Plaintiff alleges that Defendants
“failed to lock the wheels of Plaintiff’s bed,” causing Plaintiff to fall to
the ground upon being transferred from a gurney. SAC, 2:11-12. Plaintiff
alleges a failure to take the necessary precautions, as opposed to conduct
showing malice, fraud, or oppression. Even if Defendants “dropped” Plaintiff as
she contends in opposition, the actionable conduct is the alleged failure to
lock the wheels. Opp. 1, 8-9.
Plaintiff contends that Country
Villa Claremont Healthcare Center, Inc. v. Superior Court (2004) 120
Cal.App.4th 426, applies since the defendants in that action dropped the
plaintiff, and the court found that the conduct was egregious enough to support
the elder abuse claim. However, in Country Villa, the Plaintiff was not
provided pain relief as prescribed, Defendants failed to implement protocols to
prevent pressure ulcers, and failed to provide for decedent’s personal hygiene,
“leaving her in filthy and unsanitary conditions." Id. at 430. She
developed aspirational pneumonia as a result of Country Villa’s failure to
provide plaintiff with the property diet, to monitor her food intake, and
assist her with her eating. Id. Therefore, Country Villa is
distinguishable, because it did not arise solely from Defendants’ negligence in
dropping plaintiff, but alleged other conduct amounting to a failure to provide
care.
The SAC does not allege a failure
to provide care.

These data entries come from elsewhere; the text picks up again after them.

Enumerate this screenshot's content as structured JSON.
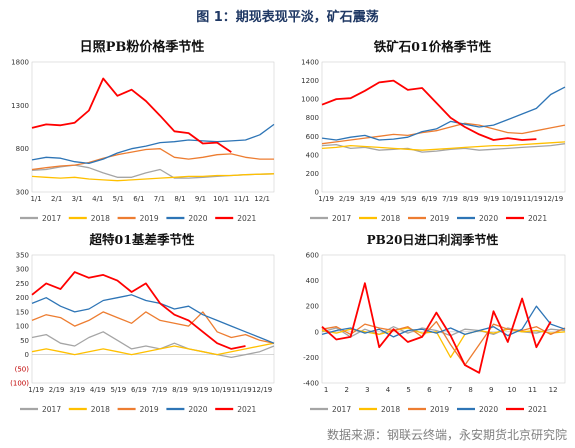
{
  "figure": {
    "title": "图 1：期现表现平淡，矿石震荡",
    "source": "数据来源：钢联云终端，永安期货北京研究院"
  },
  "chart_data": [
    {
      "id": "pb",
      "type": "line",
      "title": "日照PB粉价格季节性",
      "x_ticks": [
        "1/1",
        "2/1",
        "3/1",
        "4/1",
        "5/1",
        "6/1",
        "7/1",
        "8/1",
        "9/1",
        "10/1",
        "11/1",
        "12/1"
      ],
      "ylim": [
        300,
        1800
      ],
      "y_ticks": [
        300,
        800,
        1300,
        1800
      ],
      "y_ticks_red": [],
      "series": [
        {
          "name": "2017",
          "color": "#a5a5a5",
          "values": [
            550,
            560,
            590,
            610,
            580,
            520,
            470,
            470,
            520,
            560,
            460,
            460,
            470,
            480,
            490,
            500,
            505,
            510
          ]
        },
        {
          "name": "2018",
          "color": "#ffc000",
          "values": [
            480,
            470,
            460,
            470,
            450,
            440,
            430,
            440,
            450,
            460,
            470,
            480,
            480,
            490,
            490,
            500,
            505,
            510
          ]
        },
        {
          "name": "2019",
          "color": "#ed7d31",
          "values": [
            560,
            580,
            600,
            610,
            640,
            690,
            730,
            760,
            790,
            800,
            700,
            680,
            700,
            730,
            740,
            700,
            680,
            680
          ]
        },
        {
          "name": "2020",
          "color": "#2e75b6",
          "values": [
            670,
            700,
            690,
            650,
            630,
            680,
            750,
            800,
            830,
            870,
            880,
            900,
            890,
            880,
            890,
            900,
            960,
            1080
          ]
        },
        {
          "name": "2021",
          "color": "#ff0000",
          "values": [
            1040,
            1080,
            1070,
            1100,
            1240,
            1610,
            1410,
            1480,
            1350,
            1180,
            1000,
            980,
            860,
            870,
            760
          ]
        }
      ]
    },
    {
      "id": "iron",
      "type": "line",
      "title": "铁矿石01价格季节性",
      "x_ticks": [
        "1/19",
        "2/19",
        "3/19",
        "4/19",
        "5/19",
        "6/19",
        "7/19",
        "8/19",
        "9/19",
        "10/19",
        "11/19",
        "12/19"
      ],
      "ylim": [
        0,
        1400
      ],
      "y_ticks": [
        0,
        200,
        400,
        600,
        800,
        1000,
        1200,
        1400
      ],
      "y_ticks_red": [],
      "series": [
        {
          "name": "2017",
          "color": "#a5a5a5",
          "values": [
            500,
            510,
            470,
            480,
            450,
            460,
            470,
            430,
            440,
            460,
            470,
            450,
            460,
            470,
            480,
            490,
            500,
            520
          ]
        },
        {
          "name": "2018",
          "color": "#ffc000",
          "values": [
            470,
            480,
            500,
            490,
            480,
            470,
            460,
            450,
            460,
            470,
            480,
            490,
            500,
            500,
            510,
            520,
            530,
            540
          ]
        },
        {
          "name": "2019",
          "color": "#ed7d31",
          "values": [
            520,
            540,
            560,
            580,
            600,
            620,
            610,
            640,
            660,
            700,
            740,
            720,
            680,
            640,
            630,
            660,
            690,
            720
          ]
        },
        {
          "name": "2020",
          "color": "#2e75b6",
          "values": [
            580,
            560,
            590,
            610,
            560,
            570,
            590,
            650,
            680,
            760,
            730,
            700,
            720,
            780,
            840,
            900,
            1050,
            1130
          ]
        },
        {
          "name": "2021",
          "color": "#ff0000",
          "values": [
            940,
            1000,
            1010,
            1090,
            1180,
            1200,
            1100,
            1120,
            960,
            800,
            700,
            620,
            560,
            580,
            560,
            570
          ]
        }
      ]
    },
    {
      "id": "basis",
      "type": "line",
      "title": "超特01基差季节性",
      "x_ticks": [
        "1/19",
        "2/19",
        "3/19",
        "4/19",
        "5/19",
        "6/19",
        "7/19",
        "8/19",
        "9/19",
        "10/19",
        "11/19",
        "12/19"
      ],
      "ylim": [
        -100,
        350
      ],
      "y_ticks": [
        -100,
        -50,
        0,
        50,
        100,
        150,
        200,
        250,
        300,
        350
      ],
      "y_ticks_red": [
        -100,
        -50
      ],
      "series": [
        {
          "name": "2017",
          "color": "#a5a5a5",
          "values": [
            60,
            70,
            40,
            30,
            60,
            80,
            50,
            20,
            30,
            20,
            40,
            20,
            10,
            0,
            -10,
            0,
            10,
            30
          ]
        },
        {
          "name": "2018",
          "color": "#ffc000",
          "values": [
            10,
            20,
            10,
            0,
            10,
            20,
            10,
            0,
            10,
            20,
            30,
            20,
            10,
            0,
            10,
            20,
            30,
            40
          ]
        },
        {
          "name": "2019",
          "color": "#ed7d31",
          "values": [
            120,
            140,
            130,
            100,
            120,
            150,
            130,
            110,
            150,
            120,
            110,
            100,
            150,
            80,
            60,
            70,
            50,
            40
          ]
        },
        {
          "name": "2020",
          "color": "#2e75b6",
          "values": [
            180,
            200,
            170,
            150,
            160,
            190,
            200,
            210,
            190,
            180,
            160,
            170,
            140,
            120,
            100,
            80,
            60,
            40
          ]
        },
        {
          "name": "2021",
          "color": "#ff0000",
          "values": [
            210,
            250,
            230,
            290,
            270,
            280,
            260,
            220,
            250,
            180,
            140,
            120,
            80,
            40,
            20,
            30
          ]
        }
      ]
    },
    {
      "id": "profit",
      "type": "line",
      "title": "PB20日进口利润季节性",
      "x_ticks": [
        "1",
        "2",
        "3",
        "4",
        "5",
        "6",
        "7",
        "8",
        "9",
        "10",
        "11",
        "12"
      ],
      "ylim": [
        -400,
        600
      ],
      "y_ticks": [
        -400,
        -200,
        0,
        200,
        400,
        600
      ],
      "y_ticks_red": [],
      "series": [
        {
          "name": "2017",
          "color": "#a5a5a5",
          "values": [
            0,
            30,
            -40,
            20,
            -20,
            40,
            -10,
            30,
            10,
            -30,
            20,
            10,
            -20,
            30,
            0,
            -10,
            20,
            10
          ]
        },
        {
          "name": "2018",
          "color": "#ffc000",
          "values": [
            10,
            -10,
            20,
            0,
            -20,
            10,
            30,
            -10,
            0,
            -200,
            -20,
            10,
            -10,
            20,
            0,
            10,
            -10,
            0
          ]
        },
        {
          "name": "2019",
          "color": "#ed7d31",
          "values": [
            20,
            40,
            -20,
            60,
            30,
            10,
            40,
            -40,
            80,
            -100,
            -260,
            -100,
            60,
            20,
            10,
            40,
            -20,
            30
          ]
        },
        {
          "name": "2020",
          "color": "#2e75b6",
          "values": [
            -20,
            10,
            30,
            -10,
            20,
            -40,
            10,
            20,
            -10,
            30,
            -20,
            10,
            40,
            -30,
            20,
            200,
            60,
            20
          ]
        },
        {
          "name": "2021",
          "color": "#ff0000",
          "values": [
            40,
            -60,
            -40,
            380,
            -120,
            20,
            -80,
            -40,
            150,
            -30,
            -260,
            -320,
            160,
            -80,
            260,
            -120,
            80
          ]
        }
      ]
    }
  ]
}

The action is premised on injuries suffered as a result of the
alleged fall after Plaintiff was admitted to Defendant’s emergency department.
SAC, ¶¶ 17-19.
Plaintiff
has not adequately demonstrated what allegations could transform a negligent
failure to lock wheels into an action that amounts to a failure to provide
care, on which an elder abuse claim can be based.
III. CONCLUSION
Based on the foregoing,
Defendant’s demurrer to the fourth cause of action for elder abuse only is
sustained without leave to amend. Defendant is ordered to file an answer to the
remaining causes of action within 10 days. CA ST CIVIL RULES Rule 3.1320.